The system should adopt a proactive preventive approach to pre-empt children from being risked into labour bondage. The law enforcers-(labour inspectors) must conduct thorough examinations to detect bonded labour -police officers must investigate, rescue and register complaints in a timely manner; and the judiciary must bring about justice by awarding sentences according to appropriate sections of the laws against child bonded labour (Section 370 IPC ranges from 7 years to life) to enable timely realisation of complete rehabilitation assistance to the victims.

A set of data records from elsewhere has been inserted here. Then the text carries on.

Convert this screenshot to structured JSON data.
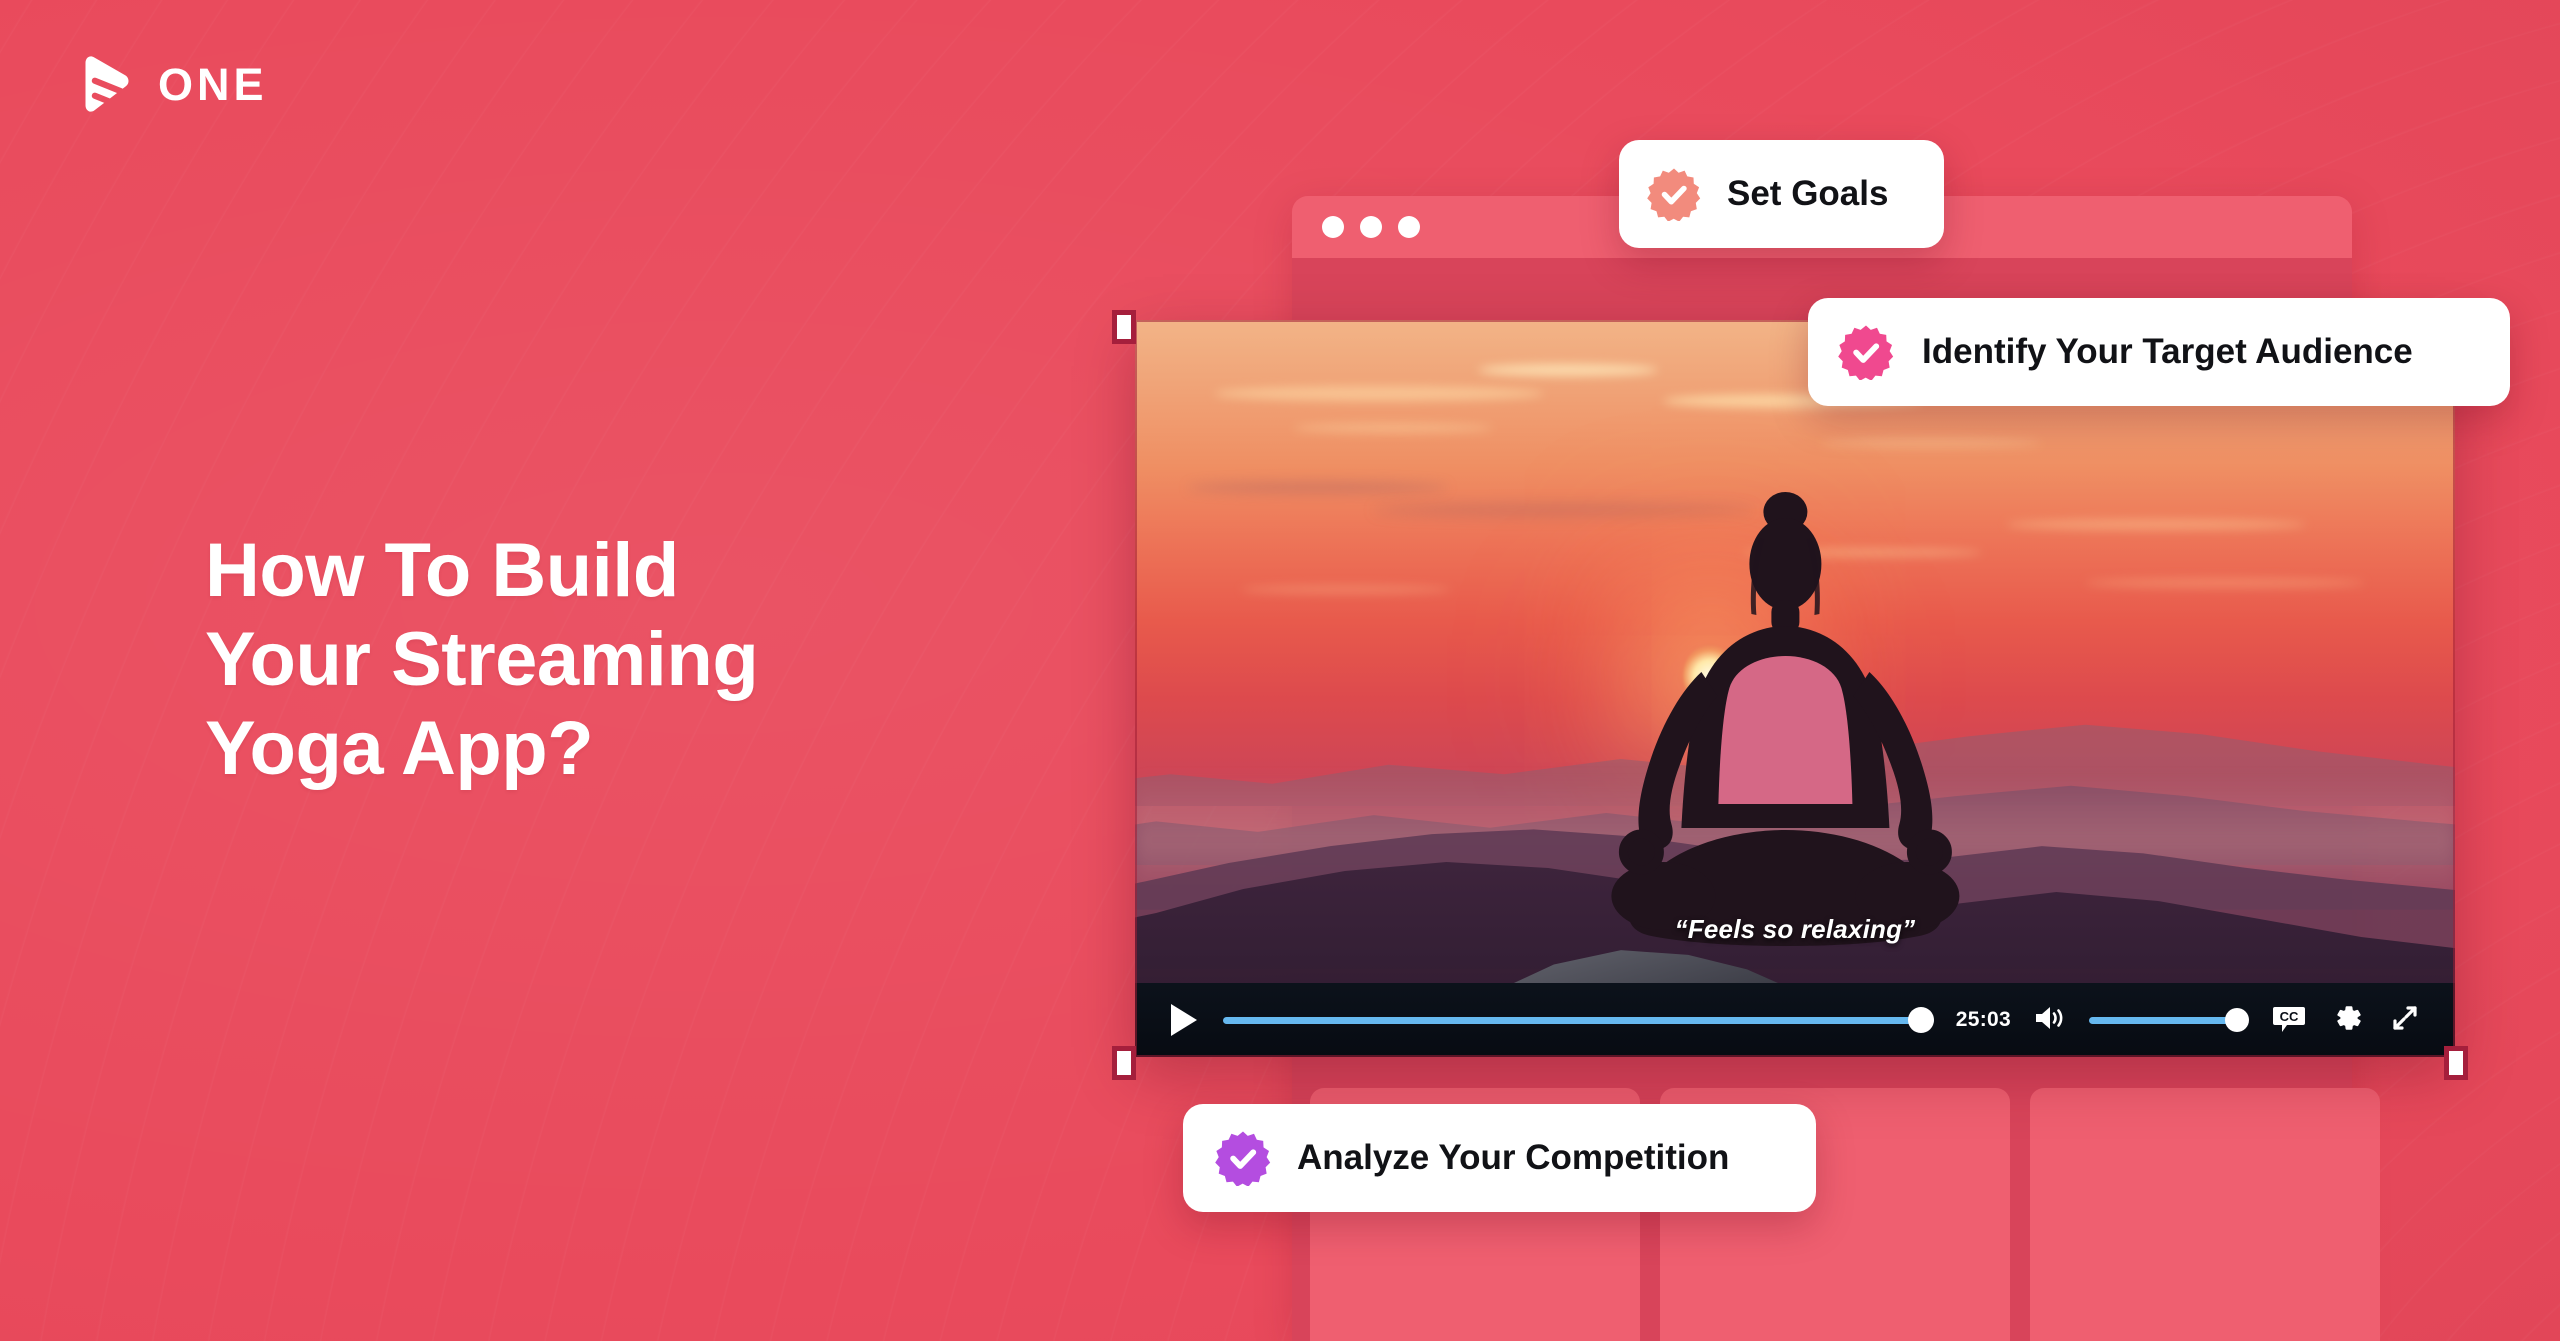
{
  "brand": {
    "name": "ONE",
    "logo_icon": "play-stripes-logo-icon",
    "color": "#ffffff"
  },
  "background": {
    "color": "#e94a5c"
  },
  "headline": {
    "text": "How To Build\nYour Streaming\nYoga App?",
    "color": "#ffffff"
  },
  "browser_mock": {
    "traffic_lights": [
      "dot-1",
      "dot-2",
      "dot-3"
    ],
    "bar_color": "#ef5f70",
    "body_color": "#d8445a",
    "placeholder_cards": [
      "card-1",
      "card-2",
      "card-3"
    ],
    "placeholder_color": "#ef5f70"
  },
  "video_player": {
    "selected": true,
    "scene_alt": "Woman meditating in lotus pose on a rock at sunset with mountains",
    "caption": "“Feels so relaxing”",
    "controls": {
      "play_icon": "play-icon",
      "play_label": "Play",
      "progress_percent": 96,
      "progress_color": "#66b8ef",
      "time_remaining": "25:03",
      "volume_icon": "volume-high-icon",
      "volume_percent": 90,
      "cc_icon": "closed-captions-icon",
      "cc_label": "CC",
      "settings_icon": "gear-icon",
      "fullscreen_icon": "fullscreen-expand-icon"
    },
    "selection_handles": [
      "top-left",
      "top-right",
      "bottom-left",
      "bottom-right"
    ],
    "handle_border_color": "#a51f3c"
  },
  "pills": [
    {
      "id": "set-goals",
      "label": "Set Goals",
      "badge_icon": "verified-check-badge-icon",
      "badge_color": "#f28b7d"
    },
    {
      "id": "identify-target-audience",
      "label": "Identify Your Target Audience",
      "badge_icon": "verified-check-badge-icon",
      "badge_color": "#f0498f"
    },
    {
      "id": "analyze-competition",
      "label": "Analyze Your Competition",
      "badge_icon": "verified-check-badge-icon",
      "badge_color": "#b44de0"
    }
  ]
}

- Trafficking of Persons (Prevention, Protection, and Rehabilitation) Bill 2018
Urgently enact the new comprehensive Trafficking of Persons (Prevention, Protection, and Rehabilitation) Bill 2018, which has received Cabinet’s approval, and introduces punitive measures for all kinds of trafficking, from using victims as bonded labour or as child soldiers to forced begging.
- Integrated Progress on SDGs
To accomplish the global commitments in this regard. the Government must,
– Determine and implement national action plan corresponding to the legal frameworks, policies, and schemes for each goal; improve indicators and systematic monitoring of these targets backed with comprehensive disaggregated data on child bonded labour and inter-related issues. Adopt relevant indicators to estimate the prevalence of child bonded labour as the current indicators proposed for Target 8.7 (annual total crimes relating to human trafficking and an annual number of children missing) is inadequate to do so.
Continue the good practice of reporting on the progress on SDGs vis-à-vis child bonded labour on international fora, like the Voluntary National Review Report on India’s progress on the SDGs presented to the High-Level Political Forum at the United Nations in July 2017 by the NITI Aayog.